Follow journey out of debt
After Amanda Grimm gave a speech on tackling her debt to her Toastmasters Club, fellow member Craig Ostrem wrote me a letter urging me to share her story with readers.
“She’s a young professional, thoughtful, creative and willing to share,” he wrote. “She’s in that demographic that seems to be struggling with the financial costs [of life and] has found a way to make it all work and pay off credit debt.”
Given the downright depressing economic news these days, I took Craig up on his suggestion and gave 28-year-old Amanda a call. We could all use a reminder that with hard work and sacrifice, we can say goodbye, debt, and hello, financial freedom.
Amanda’s first credit card purchase was her $150 prom dress.
“I hated that dress,” she said while sipping a latte (my treat) at a coffee shop near her St. Paul, Minn., apartment. She figures she’s still paying for that decade-old prom dress today.
In college, she managed to charge up roughly $6,000 in debt in about a year after a bad breakup. “I had the best clothes,” she recalled. A small inheritance from her grandparents wiped the slate clean.
“Then I went back and did it again.” By August 2005, she had an $8,000 car loan, nearly $10,000 in credit-card debt and a $45,000 student loan bill. She realized that at the rate she was going, she’d be indebted forever and would never own a home. So she decided to get serious.
First, she culled through three months of receipts, credit-card statements and bills, tallying up her spending and splitting it into categories until her head hurt. She saw “unbelievable amounts of money spent on nothing” — drinks, trips to Target, fast food.

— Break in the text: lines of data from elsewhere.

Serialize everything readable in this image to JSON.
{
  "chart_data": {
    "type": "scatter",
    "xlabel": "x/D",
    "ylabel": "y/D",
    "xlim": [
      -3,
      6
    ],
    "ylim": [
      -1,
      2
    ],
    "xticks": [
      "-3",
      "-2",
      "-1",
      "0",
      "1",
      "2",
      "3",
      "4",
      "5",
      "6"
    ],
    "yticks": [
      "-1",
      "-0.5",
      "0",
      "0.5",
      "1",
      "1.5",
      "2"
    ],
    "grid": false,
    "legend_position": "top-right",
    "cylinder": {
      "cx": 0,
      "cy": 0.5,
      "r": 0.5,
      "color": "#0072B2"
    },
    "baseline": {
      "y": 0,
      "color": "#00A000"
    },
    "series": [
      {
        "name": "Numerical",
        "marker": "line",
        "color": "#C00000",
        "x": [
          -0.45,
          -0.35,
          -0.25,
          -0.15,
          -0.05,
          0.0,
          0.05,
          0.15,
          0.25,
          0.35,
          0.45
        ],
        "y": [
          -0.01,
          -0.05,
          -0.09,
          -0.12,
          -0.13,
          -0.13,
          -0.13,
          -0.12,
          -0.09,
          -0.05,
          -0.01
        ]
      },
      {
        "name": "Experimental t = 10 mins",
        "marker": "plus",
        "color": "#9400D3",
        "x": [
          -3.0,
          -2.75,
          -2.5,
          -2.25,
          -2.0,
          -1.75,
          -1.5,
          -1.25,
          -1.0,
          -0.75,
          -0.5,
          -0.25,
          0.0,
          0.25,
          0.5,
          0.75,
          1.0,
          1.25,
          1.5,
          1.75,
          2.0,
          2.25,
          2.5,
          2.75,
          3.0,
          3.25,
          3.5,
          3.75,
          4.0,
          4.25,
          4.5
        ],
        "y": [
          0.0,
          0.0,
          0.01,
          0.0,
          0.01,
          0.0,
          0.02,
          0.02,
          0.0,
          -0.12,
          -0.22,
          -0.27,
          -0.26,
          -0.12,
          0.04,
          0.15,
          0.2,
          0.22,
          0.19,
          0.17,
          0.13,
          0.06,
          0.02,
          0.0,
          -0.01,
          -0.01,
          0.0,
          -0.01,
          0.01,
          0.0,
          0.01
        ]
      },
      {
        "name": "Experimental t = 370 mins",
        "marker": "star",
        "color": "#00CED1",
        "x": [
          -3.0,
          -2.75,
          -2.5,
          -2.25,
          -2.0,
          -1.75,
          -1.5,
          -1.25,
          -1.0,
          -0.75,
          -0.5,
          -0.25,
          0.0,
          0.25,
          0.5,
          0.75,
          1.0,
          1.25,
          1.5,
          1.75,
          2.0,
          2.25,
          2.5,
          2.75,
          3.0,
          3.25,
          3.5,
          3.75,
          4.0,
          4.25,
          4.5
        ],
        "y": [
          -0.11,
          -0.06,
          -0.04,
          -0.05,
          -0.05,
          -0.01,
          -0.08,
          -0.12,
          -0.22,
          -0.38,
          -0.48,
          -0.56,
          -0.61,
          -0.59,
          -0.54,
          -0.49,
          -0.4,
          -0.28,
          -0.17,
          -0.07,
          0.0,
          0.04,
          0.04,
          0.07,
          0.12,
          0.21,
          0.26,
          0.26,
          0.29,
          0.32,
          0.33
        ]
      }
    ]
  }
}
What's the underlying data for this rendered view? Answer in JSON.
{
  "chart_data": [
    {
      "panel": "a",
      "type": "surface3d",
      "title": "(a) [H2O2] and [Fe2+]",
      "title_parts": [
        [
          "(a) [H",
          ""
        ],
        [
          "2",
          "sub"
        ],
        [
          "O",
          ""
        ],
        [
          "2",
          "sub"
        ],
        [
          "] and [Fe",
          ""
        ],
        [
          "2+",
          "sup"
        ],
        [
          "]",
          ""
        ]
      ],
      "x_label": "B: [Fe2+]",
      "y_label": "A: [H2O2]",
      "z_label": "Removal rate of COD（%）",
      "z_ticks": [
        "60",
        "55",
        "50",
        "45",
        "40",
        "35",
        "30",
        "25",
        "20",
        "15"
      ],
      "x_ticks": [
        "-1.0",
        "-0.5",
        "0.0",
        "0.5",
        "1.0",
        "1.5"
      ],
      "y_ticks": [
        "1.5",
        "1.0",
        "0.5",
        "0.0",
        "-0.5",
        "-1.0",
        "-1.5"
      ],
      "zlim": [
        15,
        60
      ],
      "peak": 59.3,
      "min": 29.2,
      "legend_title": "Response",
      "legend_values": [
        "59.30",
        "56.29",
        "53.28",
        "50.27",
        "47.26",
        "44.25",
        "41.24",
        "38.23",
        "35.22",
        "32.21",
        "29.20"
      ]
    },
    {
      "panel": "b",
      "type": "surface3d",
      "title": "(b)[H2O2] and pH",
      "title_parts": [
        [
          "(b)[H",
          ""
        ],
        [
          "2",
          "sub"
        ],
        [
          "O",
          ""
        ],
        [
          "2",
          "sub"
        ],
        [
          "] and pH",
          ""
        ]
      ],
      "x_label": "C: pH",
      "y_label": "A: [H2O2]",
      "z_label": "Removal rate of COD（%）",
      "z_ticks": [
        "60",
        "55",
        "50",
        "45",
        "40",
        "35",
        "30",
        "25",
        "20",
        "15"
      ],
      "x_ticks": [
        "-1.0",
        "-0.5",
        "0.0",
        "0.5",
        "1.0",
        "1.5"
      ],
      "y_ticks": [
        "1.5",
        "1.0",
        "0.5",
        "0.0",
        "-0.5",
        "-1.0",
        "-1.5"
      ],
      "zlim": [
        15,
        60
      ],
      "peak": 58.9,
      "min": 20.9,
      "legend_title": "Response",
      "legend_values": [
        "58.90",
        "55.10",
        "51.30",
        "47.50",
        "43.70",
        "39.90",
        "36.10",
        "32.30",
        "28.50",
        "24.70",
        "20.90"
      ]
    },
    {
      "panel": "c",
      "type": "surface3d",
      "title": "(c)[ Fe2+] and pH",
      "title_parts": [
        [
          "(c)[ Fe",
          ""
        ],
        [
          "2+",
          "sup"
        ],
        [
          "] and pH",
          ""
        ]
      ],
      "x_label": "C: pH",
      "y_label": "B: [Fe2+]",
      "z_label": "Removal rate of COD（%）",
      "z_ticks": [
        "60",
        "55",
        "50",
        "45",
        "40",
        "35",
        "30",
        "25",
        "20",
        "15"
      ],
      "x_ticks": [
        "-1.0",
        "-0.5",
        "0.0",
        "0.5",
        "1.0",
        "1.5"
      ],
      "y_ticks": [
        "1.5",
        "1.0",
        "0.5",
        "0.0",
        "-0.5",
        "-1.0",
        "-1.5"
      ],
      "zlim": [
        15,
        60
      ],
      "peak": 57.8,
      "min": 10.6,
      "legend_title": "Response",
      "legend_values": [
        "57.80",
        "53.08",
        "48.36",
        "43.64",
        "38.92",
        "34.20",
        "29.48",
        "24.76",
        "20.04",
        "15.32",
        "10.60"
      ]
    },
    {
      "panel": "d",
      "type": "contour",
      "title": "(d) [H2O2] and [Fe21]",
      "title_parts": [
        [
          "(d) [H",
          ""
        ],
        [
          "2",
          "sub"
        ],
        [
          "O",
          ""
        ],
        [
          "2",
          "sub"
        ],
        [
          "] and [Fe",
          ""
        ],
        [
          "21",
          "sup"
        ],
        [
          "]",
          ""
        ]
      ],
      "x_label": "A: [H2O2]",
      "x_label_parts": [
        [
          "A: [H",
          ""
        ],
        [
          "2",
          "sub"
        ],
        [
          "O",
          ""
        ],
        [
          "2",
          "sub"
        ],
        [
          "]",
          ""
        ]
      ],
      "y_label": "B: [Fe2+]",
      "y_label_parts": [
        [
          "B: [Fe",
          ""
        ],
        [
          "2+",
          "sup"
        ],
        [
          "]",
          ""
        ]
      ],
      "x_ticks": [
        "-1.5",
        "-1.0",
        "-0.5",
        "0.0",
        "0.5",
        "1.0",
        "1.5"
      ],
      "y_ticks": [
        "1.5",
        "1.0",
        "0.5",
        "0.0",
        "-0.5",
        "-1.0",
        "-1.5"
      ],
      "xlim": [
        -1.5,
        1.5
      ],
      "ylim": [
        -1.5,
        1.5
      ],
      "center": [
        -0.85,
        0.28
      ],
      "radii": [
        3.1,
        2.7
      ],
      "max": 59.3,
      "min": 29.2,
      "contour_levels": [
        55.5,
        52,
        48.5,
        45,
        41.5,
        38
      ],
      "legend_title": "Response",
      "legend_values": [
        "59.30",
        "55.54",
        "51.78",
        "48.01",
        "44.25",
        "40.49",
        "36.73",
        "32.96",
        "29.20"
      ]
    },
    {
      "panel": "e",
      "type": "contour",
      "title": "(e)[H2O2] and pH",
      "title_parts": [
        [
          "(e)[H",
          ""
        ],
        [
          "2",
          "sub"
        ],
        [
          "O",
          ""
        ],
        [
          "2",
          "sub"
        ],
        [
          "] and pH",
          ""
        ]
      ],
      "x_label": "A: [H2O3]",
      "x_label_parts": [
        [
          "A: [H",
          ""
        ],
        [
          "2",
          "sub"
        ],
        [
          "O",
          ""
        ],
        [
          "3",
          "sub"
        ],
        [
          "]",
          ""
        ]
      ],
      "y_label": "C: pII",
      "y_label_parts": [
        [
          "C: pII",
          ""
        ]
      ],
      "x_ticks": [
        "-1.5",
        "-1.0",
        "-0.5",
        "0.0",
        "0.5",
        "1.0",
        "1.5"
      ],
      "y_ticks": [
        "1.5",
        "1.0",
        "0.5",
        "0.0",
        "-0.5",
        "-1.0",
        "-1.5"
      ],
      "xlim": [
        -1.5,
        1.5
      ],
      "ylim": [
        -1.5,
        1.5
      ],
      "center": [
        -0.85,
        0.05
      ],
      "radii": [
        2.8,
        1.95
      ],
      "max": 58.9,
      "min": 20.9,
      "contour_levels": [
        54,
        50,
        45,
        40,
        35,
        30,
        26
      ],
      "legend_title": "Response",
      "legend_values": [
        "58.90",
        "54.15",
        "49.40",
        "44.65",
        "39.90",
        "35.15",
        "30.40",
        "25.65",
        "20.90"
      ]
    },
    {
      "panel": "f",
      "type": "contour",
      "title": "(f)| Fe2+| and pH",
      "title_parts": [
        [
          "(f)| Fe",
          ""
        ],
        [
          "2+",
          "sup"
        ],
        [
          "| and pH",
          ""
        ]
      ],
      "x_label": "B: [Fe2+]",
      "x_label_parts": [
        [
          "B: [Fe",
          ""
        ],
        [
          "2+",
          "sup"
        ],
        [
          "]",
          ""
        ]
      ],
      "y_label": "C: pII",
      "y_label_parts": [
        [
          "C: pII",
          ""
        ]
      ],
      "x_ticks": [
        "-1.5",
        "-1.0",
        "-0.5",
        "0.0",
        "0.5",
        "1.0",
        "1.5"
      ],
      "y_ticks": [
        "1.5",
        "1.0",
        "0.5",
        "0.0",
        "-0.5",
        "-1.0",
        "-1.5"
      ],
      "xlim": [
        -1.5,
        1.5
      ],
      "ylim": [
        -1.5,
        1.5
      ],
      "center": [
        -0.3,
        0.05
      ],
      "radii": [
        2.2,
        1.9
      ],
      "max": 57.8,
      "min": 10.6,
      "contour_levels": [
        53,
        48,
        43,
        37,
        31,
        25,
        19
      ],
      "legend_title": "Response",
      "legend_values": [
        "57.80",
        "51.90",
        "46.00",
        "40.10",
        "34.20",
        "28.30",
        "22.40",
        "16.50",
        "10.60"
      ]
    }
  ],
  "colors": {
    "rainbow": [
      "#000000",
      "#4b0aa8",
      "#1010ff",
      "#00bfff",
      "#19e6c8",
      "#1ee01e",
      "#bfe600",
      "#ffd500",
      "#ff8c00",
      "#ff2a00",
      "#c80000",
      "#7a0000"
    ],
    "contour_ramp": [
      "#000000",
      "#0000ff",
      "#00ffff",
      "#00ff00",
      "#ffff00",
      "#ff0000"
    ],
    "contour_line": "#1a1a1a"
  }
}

Then a girlfriend sent her a spreadsheet, and she modeled a budget based on past spending, cutting back where needed until her spending and debt payoff fit her modest paycheck. She uses legal-size envelopes filled with cash for various spending categories to keep track.
Next, Amanda cut up her credit card, depositing the pieces in different garbage cans around the house. She recalled how scared she felt “because a credit card is there just in case there’s an emergency, you know. And you have to learn what’s an actual emergency.”
No cash for happy hour? Not an emergency.
Cat surgery? An emergency that set her back $1,300. She had no choice but to deplete her clothing fund, Target budget and part of her grocery budget for August to afford it.
No one said living within your means is always fun. Instead of going out, Amanda got serious, reading personal finance books and surfing moneycentral.msn.com and financial blogs. She cuts coupons, bikes to her job at Hamline University and eats noodles at the end of the month.
She announced to her family, “Christmas is over. My birthday is over. I don’t want presents from people in debt. I’m not going to be putting myself further into debt to give you a Christmas present,” she recalls.
Amanda still made mistakes, miscalculated, spent too much. Change doesn’t happen overnight.
When in need of inspiration, she turns on get-out-of-debt guru Dave Ramsey’s show to hear the segment when listeners call up and scream, “I’m debt-free.” It’s cheesy, but she gets teary-eyed when she listens, thinking, “I’m going to be there one day. And that’s sometimes the only thing that gets me through.”
E-mailing friends and family after the first year telling them she paid off $10,000 in debt kept her going, too.
Since August 2005, she’s paid off $22,932.51 (no thanks to compound interest), while never making more than $33,000 a year. Today, she has just shy of $4,000 on her car loan and about $1,000 in credit-card debt.
She acknowledges it’s easier for her, being single and not owning a home. But it’s still been a really long road. Anyone who wants to succeed must “find the thing that motivates you to keep going.”